Tracking issue: compile cache
Follow up to https://github.com/nodejs/node/issues/47472 . Some items that can be investigated:
- [ ] Exposing an API for user code to control the caching https://github.com/nodejs/node/pull/52535#issuecomment-2059390083
- [ ] Idle-time cache serialization like what Blink does, to avoid penalizing the first load
- [ ] Other hashing algorithm (CRC32 may be good enough for our use case. In the initial implementation, it was chosen because it can be used on no-crypto builds and fast enough. For reference, ccache has used md4 and later BLAKE2b -> BLAKE3)
- [ ] Other directory layout (splitting the cache for each file and read on the fly seems to be fast enough and I don't really see I/O showing up in the profile anyway) or using a db (if/when we implement Web Storage?)
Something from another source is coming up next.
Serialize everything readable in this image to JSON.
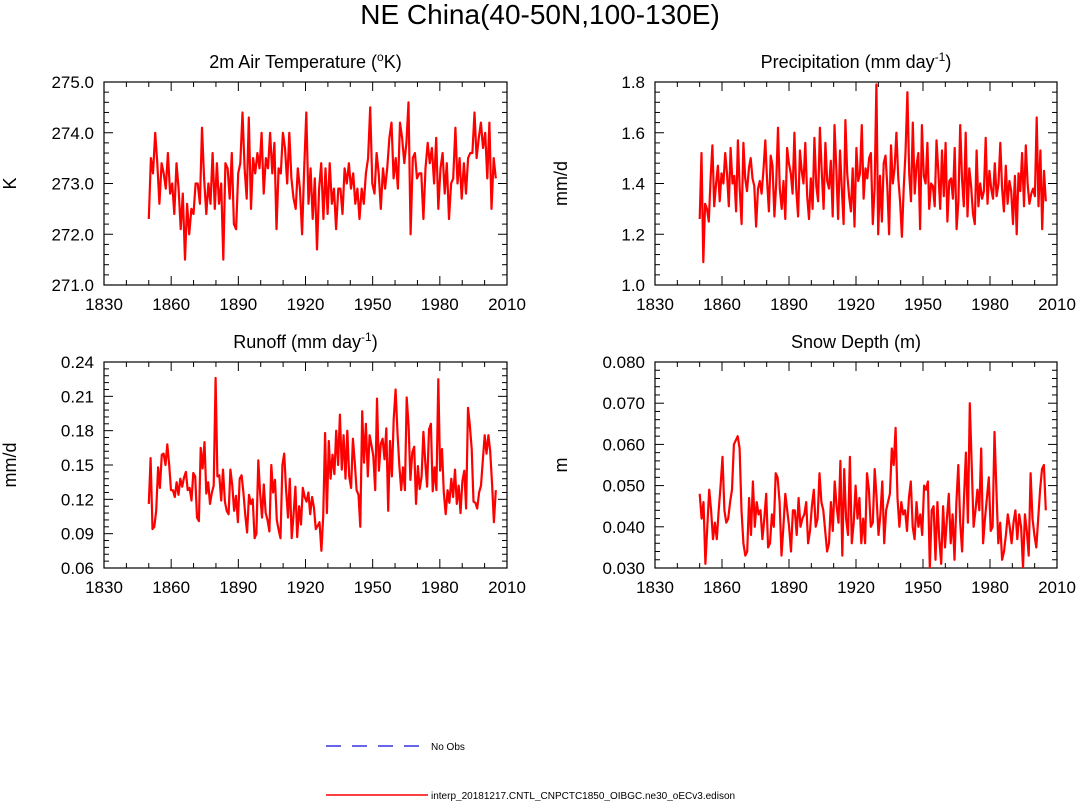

- [ ] Embedder API for configuring the storage
- [ ] Inode caching like https://github.com/ccache/ccache/pull/577 (note that CRC32 also barely shows up in the profile, it may not worth the complexity).
- [ ] Avoid UTF8 transcoding by directly reading the source code as buffer from disk (this needs to dance with CJS loader monkey patching)
Avoid UTF8 transcoding by directly reading the source code as buffer from disk (this needs to dance with CJS loader monkey patching)
FWIW I think loaders/require hooks are probably very common in dev and pretty rare in production (where compile cache has the most value) but that's just intuition.
and pretty rare in production
I would think it's the opposite for tracing agents - although they usually don't care about the source code (except the current loaders built on top of the off-thread hooks like import-in-the-middle that are forced to do a hacky analysis of the source code, which is why I am proposing a in-thread link() hook for them in https://github.com/nodejs/loaders/pull/198 to not have to do this).
Also, speaking of loader hooks, I think we need to convert the CJS loader to pass buffers around regardless for future binary file loading support (for example if the custom loader wants to support loading wasm, or zip, or anything that's not stored as uh, bytes encoded in UTF8 on disk).
(Now I am spamming this tracking issue but) after some looks into existing monkey patching usages in popular packages (or I did a GitHub code search) I think the most prioritized item should be an API for packages to turn this on programmably. I don't have a great idea about how this API should look like though, so ideas welcomed. (Maybe process.enableCompileCache(dir) with some re-entrancy guards would be good enough, or maybe it's a terrible idea to make it per-thread because packages can step on each other's toes?).
Other hashing algorithm
xxhash by the creator of ztsd seems a good no-crypto hash algorithm.